The 79-year-old had been ailing for some time.

“The doctors said it was heart failure,” a grieving Wong-Lee said, adding that the family had spoken to an upbeat Lee twice that same morning.

“His son, Little Striker, had just left the hospital to get some food and also to give the medical staff time to change a catheter that had been giving him an infection. He called to find out if his father was back in his room and the nurse was crying. Then the doctor called and said come to the hospital immediately,” she related.

Lee Jr picked up his mother and a sibling and they all went to the hospital, only to hear that Striker Lee had died. 

Wong-Lee said that she and her children are devastated at how the events unfolded.

“On Monday, the doctors told us that Striker would come home by Wednesday. All his vitals were fine. Even though he has a nurse, Little Striker is always with him at the hospital. On Monday, he combed his father’s hair and the nurse said, ‘Mr Lee, yuh have a good son,’ and Striker said, ‘Yuh mean I have a great son.’ Little Striker is bawling. He can’t stop crying,” Wong-Lee shared.

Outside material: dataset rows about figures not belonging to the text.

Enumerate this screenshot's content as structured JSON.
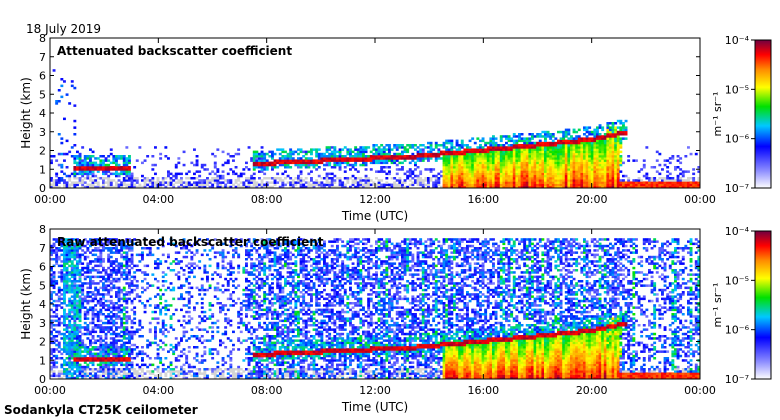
{
  "header": {
    "date": "18 July 2019"
  },
  "footer": {
    "instrument": "Sodankyla CT25K ceilometer"
  },
  "chart_data": [
    {
      "type": "heatmap",
      "title": "Attenuated backscatter coefficient",
      "xlabel": "Time (UTC)",
      "ylabel": "Height (km)",
      "xticks": [
        "00:00",
        "04:00",
        "08:00",
        "12:00",
        "16:00",
        "20:00",
        "00:00"
      ],
      "xlim": [
        0,
        24
      ],
      "yticks": [
        "0",
        "1",
        "2",
        "3",
        "4",
        "5",
        "6",
        "7",
        "8"
      ],
      "ylim": [
        0,
        8
      ],
      "colorbar": {
        "label": "m⁻¹ sr⁻¹",
        "ticks": [
          "10⁻⁴",
          "10⁻⁵",
          "10⁻⁶",
          "10⁻⁷"
        ],
        "range": [
          -7,
          -4
        ],
        "scale": "log"
      },
      "features": {
        "cloud_layer": [
          [
            0.9,
            1.1
          ],
          [
            3.0,
            1.1
          ],
          [
            7.5,
            1.3
          ],
          [
            10.5,
            1.5
          ],
          [
            13.5,
            1.7
          ],
          [
            15.0,
            1.9
          ],
          [
            18.0,
            2.3
          ],
          [
            20.0,
            2.6
          ],
          [
            21.0,
            2.9
          ]
        ],
        "rain_period": [
          14.5,
          21.0
        ]
      }
    },
    {
      "type": "heatmap",
      "title": "Raw attenuated backscatter coefficient",
      "xlabel": "Time (UTC)",
      "ylabel": "Height (km)",
      "xticks": [
        "00:00",
        "04:00",
        "08:00",
        "12:00",
        "16:00",
        "20:00",
        "00:00"
      ],
      "xlim": [
        0,
        24
      ],
      "yticks": [
        "0",
        "1",
        "2",
        "3",
        "4",
        "5",
        "6",
        "7",
        "8"
      ],
      "ylim": [
        0,
        8
      ],
      "colorbar": {
        "label": "m⁻¹ sr⁻¹",
        "ticks": [
          "10⁻⁴",
          "10⁻⁵",
          "10⁻⁶",
          "10⁻⁷"
        ],
        "range": [
          -7,
          -4
        ],
        "scale": "log"
      },
      "features": {
        "cloud_layer": [
          [
            0.9,
            1.1
          ],
          [
            3.0,
            1.1
          ],
          [
            7.5,
            1.3
          ],
          [
            10.5,
            1.5
          ],
          [
            13.5,
            1.7
          ],
          [
            15.0,
            1.9
          ],
          [
            18.0,
            2.3
          ],
          [
            20.0,
            2.6
          ],
          [
            21.0,
            2.9
          ]
        ],
        "rain_period": [
          14.5,
          21.0
        ]
      }
    }
  ]
}
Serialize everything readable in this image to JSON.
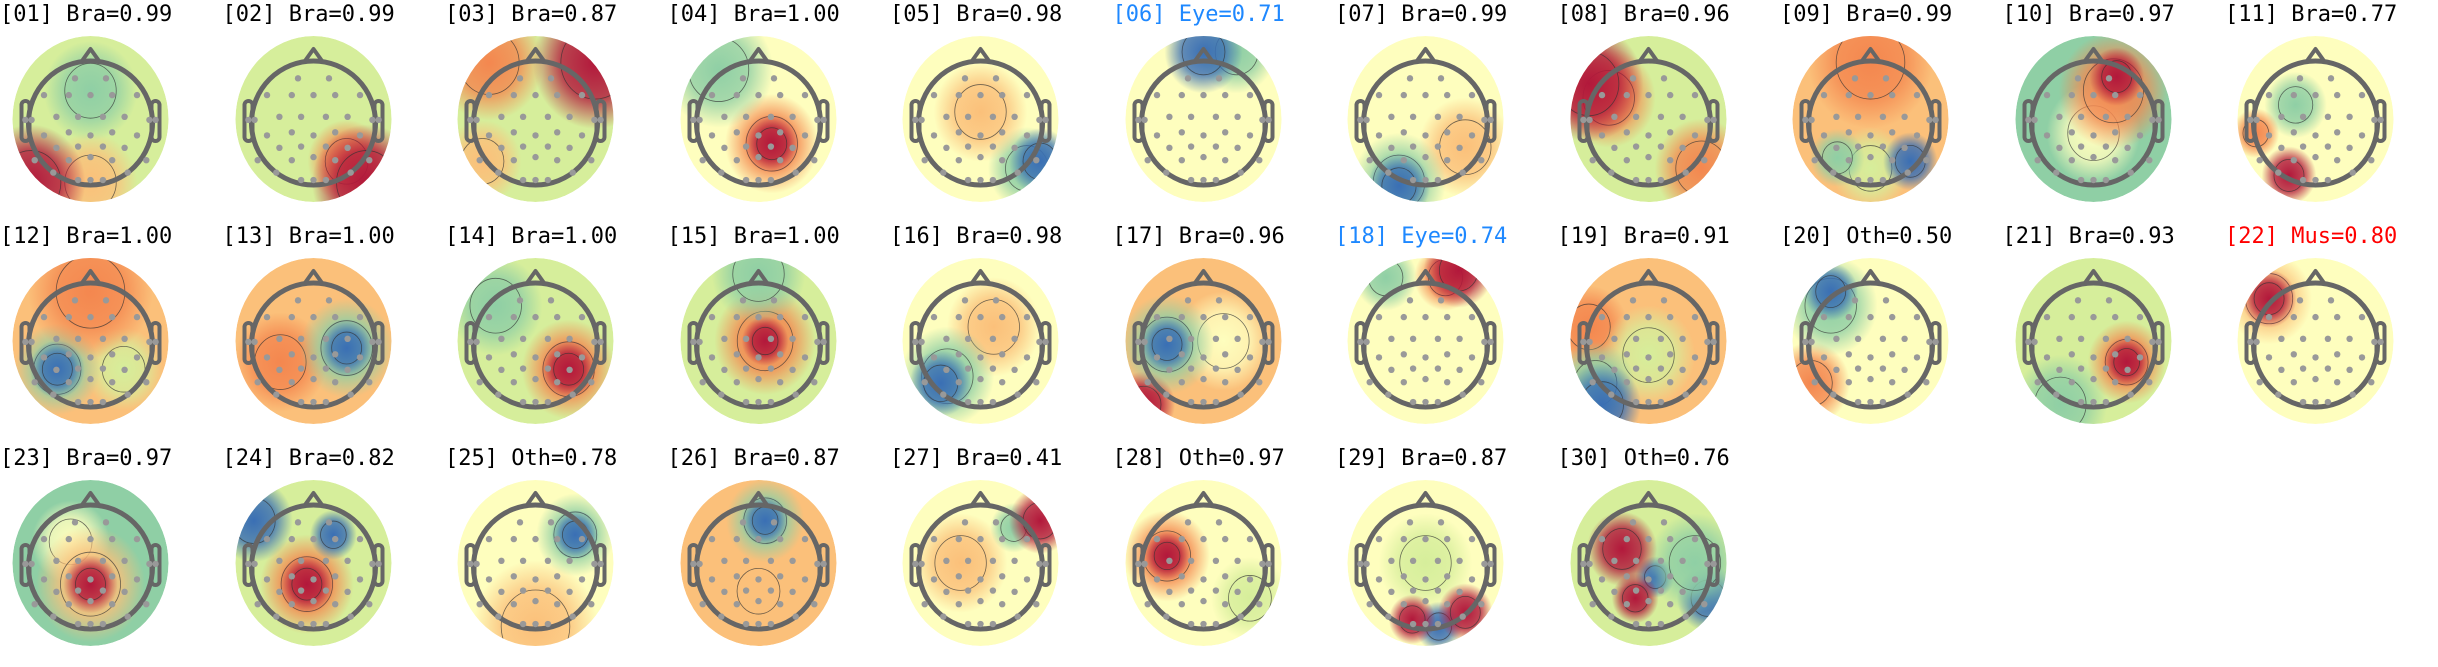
{
  "chart_data": {
    "type": "topomap",
    "components": [
      {
        "title": "[01] Bra=0.99",
        "label": "Bra",
        "score": 0.99,
        "color": "#000000"
      },
      {
        "title": "[02] Bra=0.99",
        "label": "Bra",
        "score": 0.99,
        "color": "#000000"
      },
      {
        "title": "[03] Bra=0.87",
        "label": "Bra",
        "score": 0.87,
        "color": "#000000"
      },
      {
        "title": "[04] Bra=1.00",
        "label": "Bra",
        "score": 1.0,
        "color": "#000000"
      },
      {
        "title": "[05] Bra=0.98",
        "label": "Bra",
        "score": 0.98,
        "color": "#000000"
      },
      {
        "title": "[06] Eye=0.71",
        "label": "Eye",
        "score": 0.71,
        "color": "#1e88ff"
      },
      {
        "title": "[07] Bra=0.99",
        "label": "Bra",
        "score": 0.99,
        "color": "#000000"
      },
      {
        "title": "[08] Bra=0.96",
        "label": "Bra",
        "score": 0.96,
        "color": "#000000"
      },
      {
        "title": "[09] Bra=0.99",
        "label": "Bra",
        "score": 0.99,
        "color": "#000000"
      },
      {
        "title": "[10] Bra=0.97",
        "label": "Bra",
        "score": 0.97,
        "color": "#000000"
      },
      {
        "title": "[11] Bra=0.77",
        "label": "Bra",
        "score": 0.77,
        "color": "#000000"
      },
      {
        "title": "[12] Bra=1.00",
        "label": "Bra",
        "score": 1.0,
        "color": "#000000"
      },
      {
        "title": "[13] Bra=1.00",
        "label": "Bra",
        "score": 1.0,
        "color": "#000000"
      },
      {
        "title": "[14] Bra=1.00",
        "label": "Bra",
        "score": 1.0,
        "color": "#000000"
      },
      {
        "title": "[15] Bra=1.00",
        "label": "Bra",
        "score": 1.0,
        "color": "#000000"
      },
      {
        "title": "[16] Bra=0.98",
        "label": "Bra",
        "score": 0.98,
        "color": "#000000"
      },
      {
        "title": "[17] Bra=0.96",
        "label": "Bra",
        "score": 0.96,
        "color": "#000000"
      },
      {
        "title": "[18] Eye=0.74",
        "label": "Eye",
        "score": 0.74,
        "color": "#1e88ff"
      },
      {
        "title": "[19] Bra=0.91",
        "label": "Bra",
        "score": 0.91,
        "color": "#000000"
      },
      {
        "title": "[20] Oth=0.50",
        "label": "Oth",
        "score": 0.5,
        "color": "#000000"
      },
      {
        "title": "[21] Bra=0.93",
        "label": "Bra",
        "score": 0.93,
        "color": "#000000"
      },
      {
        "title": "[22] Mus=0.80",
        "label": "Mus",
        "score": 0.8,
        "color": "#ff0000"
      },
      {
        "title": "[23] Bra=0.97",
        "label": "Bra",
        "score": 0.97,
        "color": "#000000"
      },
      {
        "title": "[24] Bra=0.82",
        "label": "Bra",
        "score": 0.82,
        "color": "#000000"
      },
      {
        "title": "[25] Oth=0.78",
        "label": "Oth",
        "score": 0.78,
        "color": "#000000"
      },
      {
        "title": "[26] Bra=0.87",
        "label": "Bra",
        "score": 0.87,
        "color": "#000000"
      },
      {
        "title": "[27] Bra=0.41",
        "label": "Bra",
        "score": 0.41,
        "color": "#000000"
      },
      {
        "title": "[28] Oth=0.97",
        "label": "Oth",
        "score": 0.97,
        "color": "#000000"
      },
      {
        "title": "[29] Bra=0.87",
        "label": "Bra",
        "score": 0.87,
        "color": "#000000"
      },
      {
        "title": "[30] Oth=0.76",
        "label": "Oth",
        "score": 0.76,
        "color": "#000000"
      }
    ],
    "colormap": [
      "#3b62b0",
      "#66c2a5",
      "#e6f598",
      "#ffffbf",
      "#fdae61",
      "#f46d43",
      "#b2183b"
    ],
    "grid": false,
    "legend": "none"
  }
}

“It’s so sudden. Even the doctors said they didn’t see this one coming.”

Musical history 

Lee, who is hailed for the integral role he played in introducing the reggae genre to the United Kingdom in the early 1970s, was born on August 23, 1941, and grew up in the Greenwich Farm area of Kingston.

A pioneer of the UK reggae market, Lee was instrumental in producing early dub music, working with his friend and dub pioneer King Tubby in the early 1970s.

He, along with Lee 'Scratch' Perry, broke the dominance of producers Coxsone Dodd and Duke Reid.

According to his bio, Bunny Lee began his career working as a record plugger for Duke Reid’s Treasure Isle label in 1962, and then moved into producing records himself. 

His first hit was Roy Shirley’s Music Field in 1967 and within a year, hits by Lester Sterling and Stranger Cole, Derrick Morgan, Pat Kelly, and The Sensations established him as one of Jamaica’s top producers.

Between 1969 and 1972, he produced many classic hits, including Slim Smith’s Everybody Needs Love, Max Romeo‘s Wet Dream, Delroy Wilson‘s Better Must Come, Eric Donaldson‘s Cherry Oh Baby, and John Holt‘s Stick By Me.

The mid-1970s saw Lee working with his most successful singers, Johnny Clarke, Owen Gray and Cornell Campbell.

This era also saw the emergence of his trademark 'flying cymbal' sound, developed by drummer Carlton ‘Santa’ Davis on Johnny Clarke’s None Shall Escape The Judgement and Move Out Of Babylon.

His achievements have been logged in a British-made film, I Am the Gorgon – Bunny ‘Striker’ Lee and the Roots of Reggae.

In 2008, Lee was awarded the Order of Distinction by the Government in recognition of his contribution to Jamaican music.